Une personne sur cinq a souffert, ou souffrira un jour, de dépression. Comme le rappelle l’Inserm, ce trouble touche tous les âges de la vie et peut se manifester par différents symptômes. Certains d’entre eux peuvent être difficiles à soigner, comme la fatigue. Des chercheurs de l’université du Queensland, en Australie, se sont intéressés à ce symptôme et à ses causes. "Comprendre ce problème à un stade précoce est essentiel pour prévenir les conséquences négatives à long terme", précisent-ils dans l’introduction de leur étude, parue dans Translational Psychiatry.
Trouble dépressif majeur : comprendre le mécanisme de la fatigue
L’équipe a travaillé sur les mécanismes moléculaires de la fatigue en mesurant les "mécanismes bioénergétiques". Concrètement, ils ont observé les taux de l'adénosine triphosphate (ATP), une molécule dite énergétique, qui fournit de l’énergie aux cellules, dans les cellules cérébrales et sanguines de jeunes adultes atteints de trouble dépressif majeur.
Chez ces participants, âgés de 18 à 25 ans, ils ont recueilli des échantillons de sang et réalisé des images cérébrales. Les données ont ensuite été analysées, puis comparées à celles de participants ne souffrant pas de dépression.
Des cellules énergétiques surmenées chez les personnes atteintes de dépression
Selon le Dr Roger Varela, co-auteur de ces travaux, les cellules des personnes dépressives produisaient davantage de molécules énergétiques au repos, mais cette capacité à augmenter la production était réduite en cas de stress. "Cela suggère que les cellules pourraient être surmenées dès les premiers stades de la maladie, ce qui pourrait entraîner des problèmes à plus long terme, estime-t-il. Ce résultat est surprenant, car on pourrait s'attendre à ce que la production d'énergie cellulaire soit plus faible chez les personnes dépressives."

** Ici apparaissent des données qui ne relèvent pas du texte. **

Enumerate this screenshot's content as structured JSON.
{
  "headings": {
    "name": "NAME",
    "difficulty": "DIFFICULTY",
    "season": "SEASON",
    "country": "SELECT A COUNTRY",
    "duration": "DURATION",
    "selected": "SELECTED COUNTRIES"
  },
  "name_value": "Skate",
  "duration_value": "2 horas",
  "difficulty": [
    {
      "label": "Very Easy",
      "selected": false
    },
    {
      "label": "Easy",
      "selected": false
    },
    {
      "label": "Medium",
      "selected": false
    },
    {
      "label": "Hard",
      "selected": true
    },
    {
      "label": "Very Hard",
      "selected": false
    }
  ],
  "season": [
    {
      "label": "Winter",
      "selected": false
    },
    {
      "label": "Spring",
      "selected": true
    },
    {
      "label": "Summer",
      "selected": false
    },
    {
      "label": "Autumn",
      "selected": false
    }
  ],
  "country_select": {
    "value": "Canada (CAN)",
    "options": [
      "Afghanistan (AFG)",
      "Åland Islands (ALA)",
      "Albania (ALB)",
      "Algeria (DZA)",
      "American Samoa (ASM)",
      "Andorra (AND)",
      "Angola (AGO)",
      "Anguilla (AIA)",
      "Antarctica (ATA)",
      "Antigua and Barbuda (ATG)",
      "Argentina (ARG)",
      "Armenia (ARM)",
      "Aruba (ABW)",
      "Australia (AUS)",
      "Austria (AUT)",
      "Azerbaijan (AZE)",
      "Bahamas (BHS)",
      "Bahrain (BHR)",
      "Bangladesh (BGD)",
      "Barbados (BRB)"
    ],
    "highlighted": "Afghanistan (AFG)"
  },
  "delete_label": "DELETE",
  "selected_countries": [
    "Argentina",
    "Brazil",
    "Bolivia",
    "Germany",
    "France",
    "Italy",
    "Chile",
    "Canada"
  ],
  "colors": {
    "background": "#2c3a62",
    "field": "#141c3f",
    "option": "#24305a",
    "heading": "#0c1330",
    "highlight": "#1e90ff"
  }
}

Pour ce spécialiste, cela pourrait signifier que, pendant les premiers stades de la dépression, les mitochondries du cerveau et du corps auraient une capacité réduite à faire face à la demande énergétique accrue, "ce qui pourrait contribuer à la baisse d'humeur, à la diminution de la motivation et au ralentissement des fonctions cognitives".
Dépression : l'espoir de traitements précoces et ciblés
Pour Susannah Tye, de l'Institut du cerveau du Queensland (QBI) de l'Université du Queensland, et co-autrice de cette étude, ces résultats suggèrent que les symptômes de la dépression pourraient être liés à des changements "fondamentaux" dans la façon dont les cellules cérébrales et sanguines utilisent l’énergie. "Cela montre que de multiples changements se produisent dans l'organisme, notamment au niveau du cerveau et du sang, et que la dépression a un impact sur l'énergie au niveau cellulaire", poursuit-elle. Avec ses collègues, elle espère que cette étude, la première à s’intéresser aux molécules liées à la fatigue chez des personnes atteintes de trouble dépressif majeur, pourra ouvrir de nouvelles perspectives en matière de traitement. "Le développement de nouveaux traitements a progressé de manière limitée en raison du manque de recherche, et nous espérons que cette avancée majeure pourrait permettre une intervention précoce et des traitements plus ciblés", conclut Susannah Tye.